帯には「英国が誇る名探偵、キャロラス・ディーン。初登場作が新訳でついに復活!」とありまして。まさに「ついに」ですな。もうすぐ出る、と言われ続けて十年以上。レトロな表紙イラストも含め、嬉しい新訳です。

街の誰からも嫌われている女性と、その死体を発見した巡査が殺される。歴史教師キャロラス・ディーンは生徒にけしかけられて事件の解決に乗り出すのだが、物証に欠ける上、アリバイのない半ダースほどの容疑者たちはそれぞれ後ろ暗いところがあるのか、みな嘘をついているようであって、犯人の絞込みすら容易ではない。

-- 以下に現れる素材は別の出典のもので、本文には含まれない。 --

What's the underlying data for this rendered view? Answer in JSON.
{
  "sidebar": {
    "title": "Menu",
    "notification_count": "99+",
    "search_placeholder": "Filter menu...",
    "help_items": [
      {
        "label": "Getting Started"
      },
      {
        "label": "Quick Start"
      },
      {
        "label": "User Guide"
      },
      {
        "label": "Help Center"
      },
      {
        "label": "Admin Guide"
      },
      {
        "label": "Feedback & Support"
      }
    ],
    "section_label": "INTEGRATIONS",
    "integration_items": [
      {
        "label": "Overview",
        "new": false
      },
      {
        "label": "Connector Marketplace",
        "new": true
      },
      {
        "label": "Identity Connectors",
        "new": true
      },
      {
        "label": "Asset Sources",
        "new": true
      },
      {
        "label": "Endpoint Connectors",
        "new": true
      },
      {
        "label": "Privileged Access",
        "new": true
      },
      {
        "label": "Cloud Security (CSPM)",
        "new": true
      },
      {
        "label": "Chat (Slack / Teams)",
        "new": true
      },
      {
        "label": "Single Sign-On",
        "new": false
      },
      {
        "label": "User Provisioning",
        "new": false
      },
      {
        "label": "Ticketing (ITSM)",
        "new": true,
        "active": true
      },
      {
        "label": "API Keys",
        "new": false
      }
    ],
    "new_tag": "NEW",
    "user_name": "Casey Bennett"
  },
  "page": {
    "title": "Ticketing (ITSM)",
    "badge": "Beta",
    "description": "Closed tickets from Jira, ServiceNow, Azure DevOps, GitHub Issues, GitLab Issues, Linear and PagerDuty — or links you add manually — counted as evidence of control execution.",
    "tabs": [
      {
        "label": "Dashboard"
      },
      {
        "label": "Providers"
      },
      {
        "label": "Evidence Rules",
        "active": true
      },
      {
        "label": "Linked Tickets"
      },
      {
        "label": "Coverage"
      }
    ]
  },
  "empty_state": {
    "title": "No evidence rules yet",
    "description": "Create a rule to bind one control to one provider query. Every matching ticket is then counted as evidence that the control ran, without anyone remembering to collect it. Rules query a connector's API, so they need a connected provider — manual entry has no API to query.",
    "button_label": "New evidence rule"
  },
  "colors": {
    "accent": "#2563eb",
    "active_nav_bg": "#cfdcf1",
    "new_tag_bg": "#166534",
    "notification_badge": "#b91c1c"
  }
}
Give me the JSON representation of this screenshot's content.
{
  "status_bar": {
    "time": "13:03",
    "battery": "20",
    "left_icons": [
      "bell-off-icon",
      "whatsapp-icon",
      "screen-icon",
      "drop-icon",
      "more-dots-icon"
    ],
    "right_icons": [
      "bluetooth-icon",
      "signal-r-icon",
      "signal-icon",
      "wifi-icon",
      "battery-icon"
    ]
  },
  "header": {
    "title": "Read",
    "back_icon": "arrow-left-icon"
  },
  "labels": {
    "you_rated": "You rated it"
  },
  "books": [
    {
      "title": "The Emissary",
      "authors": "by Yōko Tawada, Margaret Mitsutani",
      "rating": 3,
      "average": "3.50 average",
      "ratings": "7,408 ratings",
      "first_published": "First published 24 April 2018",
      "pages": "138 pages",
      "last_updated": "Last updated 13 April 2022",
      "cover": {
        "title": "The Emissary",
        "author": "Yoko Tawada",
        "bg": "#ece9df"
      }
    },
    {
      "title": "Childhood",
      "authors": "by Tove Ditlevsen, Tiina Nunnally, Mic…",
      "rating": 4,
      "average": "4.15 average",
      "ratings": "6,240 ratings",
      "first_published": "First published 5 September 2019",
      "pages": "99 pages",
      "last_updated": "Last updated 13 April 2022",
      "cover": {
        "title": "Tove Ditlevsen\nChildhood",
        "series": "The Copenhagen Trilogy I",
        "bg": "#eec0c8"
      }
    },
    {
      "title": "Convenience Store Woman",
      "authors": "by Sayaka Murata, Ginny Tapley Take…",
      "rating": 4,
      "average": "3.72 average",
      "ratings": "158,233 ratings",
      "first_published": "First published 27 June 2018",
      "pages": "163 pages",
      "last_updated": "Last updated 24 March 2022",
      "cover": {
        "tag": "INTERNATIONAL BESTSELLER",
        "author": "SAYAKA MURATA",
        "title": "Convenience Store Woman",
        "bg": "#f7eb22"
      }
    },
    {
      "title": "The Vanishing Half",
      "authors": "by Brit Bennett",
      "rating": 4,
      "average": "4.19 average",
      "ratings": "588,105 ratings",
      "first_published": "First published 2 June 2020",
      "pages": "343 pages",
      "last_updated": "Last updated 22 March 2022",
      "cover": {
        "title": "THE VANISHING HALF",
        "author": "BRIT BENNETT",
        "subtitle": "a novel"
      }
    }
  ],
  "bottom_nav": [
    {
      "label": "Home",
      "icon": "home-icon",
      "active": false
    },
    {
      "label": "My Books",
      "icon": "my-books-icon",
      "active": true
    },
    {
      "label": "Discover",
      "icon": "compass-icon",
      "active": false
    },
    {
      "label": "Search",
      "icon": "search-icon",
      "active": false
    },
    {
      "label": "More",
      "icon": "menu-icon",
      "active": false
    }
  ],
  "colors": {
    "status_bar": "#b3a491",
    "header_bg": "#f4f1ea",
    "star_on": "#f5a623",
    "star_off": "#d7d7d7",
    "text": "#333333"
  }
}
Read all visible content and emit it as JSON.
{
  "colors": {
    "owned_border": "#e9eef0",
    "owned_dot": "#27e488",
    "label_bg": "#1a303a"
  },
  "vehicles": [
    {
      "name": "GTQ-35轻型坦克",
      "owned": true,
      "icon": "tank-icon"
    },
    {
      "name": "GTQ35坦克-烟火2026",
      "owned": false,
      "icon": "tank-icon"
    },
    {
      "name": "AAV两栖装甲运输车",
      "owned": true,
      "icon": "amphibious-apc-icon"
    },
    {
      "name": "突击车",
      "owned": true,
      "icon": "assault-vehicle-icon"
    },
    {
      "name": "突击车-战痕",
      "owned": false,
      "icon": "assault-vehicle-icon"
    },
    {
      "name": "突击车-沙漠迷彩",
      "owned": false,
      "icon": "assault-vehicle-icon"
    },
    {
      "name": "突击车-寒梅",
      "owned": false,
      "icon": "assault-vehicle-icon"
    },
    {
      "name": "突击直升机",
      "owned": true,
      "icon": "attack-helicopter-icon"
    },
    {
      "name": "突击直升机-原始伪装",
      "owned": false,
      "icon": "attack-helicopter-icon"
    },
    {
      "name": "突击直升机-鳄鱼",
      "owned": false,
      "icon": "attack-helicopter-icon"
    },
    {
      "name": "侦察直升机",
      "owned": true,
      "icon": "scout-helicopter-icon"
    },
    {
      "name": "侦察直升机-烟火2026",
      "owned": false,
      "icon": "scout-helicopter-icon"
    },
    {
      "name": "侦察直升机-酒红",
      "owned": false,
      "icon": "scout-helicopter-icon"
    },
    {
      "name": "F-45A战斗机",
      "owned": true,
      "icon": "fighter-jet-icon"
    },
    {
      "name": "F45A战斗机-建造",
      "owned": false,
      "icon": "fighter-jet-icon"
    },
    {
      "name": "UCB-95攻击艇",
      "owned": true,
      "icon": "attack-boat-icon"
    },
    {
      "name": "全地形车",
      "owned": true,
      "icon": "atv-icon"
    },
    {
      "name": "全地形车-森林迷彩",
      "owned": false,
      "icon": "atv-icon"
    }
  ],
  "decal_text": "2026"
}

レオ・ブルースは昔、ビーフ巡査部長ものをいくつか読んだことがあるのだけれど、この『死の扉』はそれらより後の年代に書かれた作品のようですね。ビーフものが「この時代にこんなことまでしているのか」と思わされる、いわば大向うを唸らせる作品であったのに対して、今作はオーソドックスなフーダニットと言えましょうか。
それでも、探偵小説というジャンルそのものに対するくすぐりは随所に見られますし、読みなれたファンが「このパターンは・・・」と思うところで、登場人物もそれを意識したような発言をするのが面白い。

「みんな来ればいい」キャロラスは言った。「容疑者全員、それに関係者もだ」
「その手は流行りませんよ」とルーパートは言った。「あまりに使い古された手です。一人の人間を逮捕しておきながら、結局、真犯人は別にいて、容疑者の中から拾い上げるんでしょう」

メインになっているアイディアは他にも用例があるのだろうけど、ここではかなり大胆な使い方。また、謎解きはそれほど厳密なものではないけれど、細やかな伏線の妙はそこをカバーするに足るものだと思います。

長らく読むことが困難であった一作ですが、あまり構えずに、気軽に楽しむのが良いかと。
ユーモラスで機知に富んだ、いかにも英国らしいミステリです。